Janet Ceja and Harrison Inefuku Awarded Mosaic Scholarships

SAA has awarded its new Mosaic Scholarship to two minority students pursuing graduate education in archival science: Janet Ceja of the University of Pittsburgh and Harrison Inefuku of the University of British Columbia. The Mosaic Scholarship provides $5,000 in financial aid and offers mentoring support to encourage students to pursue a career as an archivist.

The Mosaic Scholarship was established in 2008 by SAA to promote diversification of the American archives profession. The award is given to applicants who demonstrate potential for scholastic and personal achievement and who manifest a commitment both to the archives profession and to advancing diversity concerns within it. Ceja and Inefuku are the first recipients of the scholarship.

Ceja is enrolled as a second-year PhD candidate in the Library and Information Science program at the University of Pittsburgh. She entered Pitt’s archival studies program in 2007 after working as a film archivist in Los Angeles. Ceja says she will focus her dissertation research on “archival methodologies used by Latinos as a tool of social practice and resistance. My work raises questions about the development of archives by this group but at the same time, seeks to help attract underrepresented populations to archival work.”

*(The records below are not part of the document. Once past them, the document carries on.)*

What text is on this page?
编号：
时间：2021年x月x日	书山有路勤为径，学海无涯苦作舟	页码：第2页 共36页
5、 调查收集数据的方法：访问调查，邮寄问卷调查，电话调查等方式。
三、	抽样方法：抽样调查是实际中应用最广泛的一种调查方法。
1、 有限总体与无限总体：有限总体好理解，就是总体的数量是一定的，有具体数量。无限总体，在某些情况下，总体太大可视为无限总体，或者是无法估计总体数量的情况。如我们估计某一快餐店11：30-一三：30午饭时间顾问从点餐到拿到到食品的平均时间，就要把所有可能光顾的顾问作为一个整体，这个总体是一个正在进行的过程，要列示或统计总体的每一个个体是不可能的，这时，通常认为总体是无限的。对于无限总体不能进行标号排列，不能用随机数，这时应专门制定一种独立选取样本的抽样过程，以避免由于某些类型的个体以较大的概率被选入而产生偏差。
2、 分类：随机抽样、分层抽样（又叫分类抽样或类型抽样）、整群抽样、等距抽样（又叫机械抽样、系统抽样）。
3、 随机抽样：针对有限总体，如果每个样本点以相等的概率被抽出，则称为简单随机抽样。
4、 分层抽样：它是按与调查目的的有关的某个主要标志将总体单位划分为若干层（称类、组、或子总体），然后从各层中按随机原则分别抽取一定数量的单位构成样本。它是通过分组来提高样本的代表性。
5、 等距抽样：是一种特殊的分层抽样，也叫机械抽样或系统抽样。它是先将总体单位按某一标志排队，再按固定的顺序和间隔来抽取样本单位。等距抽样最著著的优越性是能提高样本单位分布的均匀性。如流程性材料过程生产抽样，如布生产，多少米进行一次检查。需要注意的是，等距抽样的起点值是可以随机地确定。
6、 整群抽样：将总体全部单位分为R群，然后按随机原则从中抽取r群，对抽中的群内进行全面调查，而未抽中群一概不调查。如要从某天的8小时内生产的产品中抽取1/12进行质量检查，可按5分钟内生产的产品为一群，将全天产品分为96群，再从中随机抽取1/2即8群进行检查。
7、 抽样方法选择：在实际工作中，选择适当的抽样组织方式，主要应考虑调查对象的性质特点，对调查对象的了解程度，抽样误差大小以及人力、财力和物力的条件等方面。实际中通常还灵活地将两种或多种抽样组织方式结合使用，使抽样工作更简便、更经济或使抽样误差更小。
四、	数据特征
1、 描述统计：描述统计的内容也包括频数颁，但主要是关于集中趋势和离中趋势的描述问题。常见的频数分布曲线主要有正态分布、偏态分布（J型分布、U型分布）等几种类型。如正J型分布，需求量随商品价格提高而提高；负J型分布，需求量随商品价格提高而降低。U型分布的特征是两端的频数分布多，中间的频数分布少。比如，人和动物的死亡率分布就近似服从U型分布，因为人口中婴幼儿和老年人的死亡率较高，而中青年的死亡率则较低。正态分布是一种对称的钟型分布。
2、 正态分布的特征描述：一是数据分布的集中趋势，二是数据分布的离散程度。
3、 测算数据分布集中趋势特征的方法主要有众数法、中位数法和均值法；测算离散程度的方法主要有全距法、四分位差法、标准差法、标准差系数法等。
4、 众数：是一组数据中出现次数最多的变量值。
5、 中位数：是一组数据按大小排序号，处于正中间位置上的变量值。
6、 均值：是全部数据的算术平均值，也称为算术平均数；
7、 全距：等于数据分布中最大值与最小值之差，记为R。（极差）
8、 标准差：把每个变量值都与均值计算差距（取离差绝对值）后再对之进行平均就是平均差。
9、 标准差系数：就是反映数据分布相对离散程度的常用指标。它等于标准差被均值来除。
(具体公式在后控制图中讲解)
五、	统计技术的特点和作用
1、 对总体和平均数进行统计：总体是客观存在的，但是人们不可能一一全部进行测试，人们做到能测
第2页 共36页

Inefuku is a graduate student in the joint master of archival studies and master of library and information studies program at the University of British Columbia in Vancouver. He earned an undergraduate degree in graphic design from the University of the Pacific in Stockton, California. “My primary research interest lies in the position of the National Archives of South Africa (and its predecessor) within the apartheid government and in post-apartheid South Africa,” says Inefuku.

In addition to the scholarship, awardees will receive a one-year membership in SAA and complimentary registration to the 2009 Joint Annual Meeting of SAA and the Council of State Archivists this August in Austin, Texas.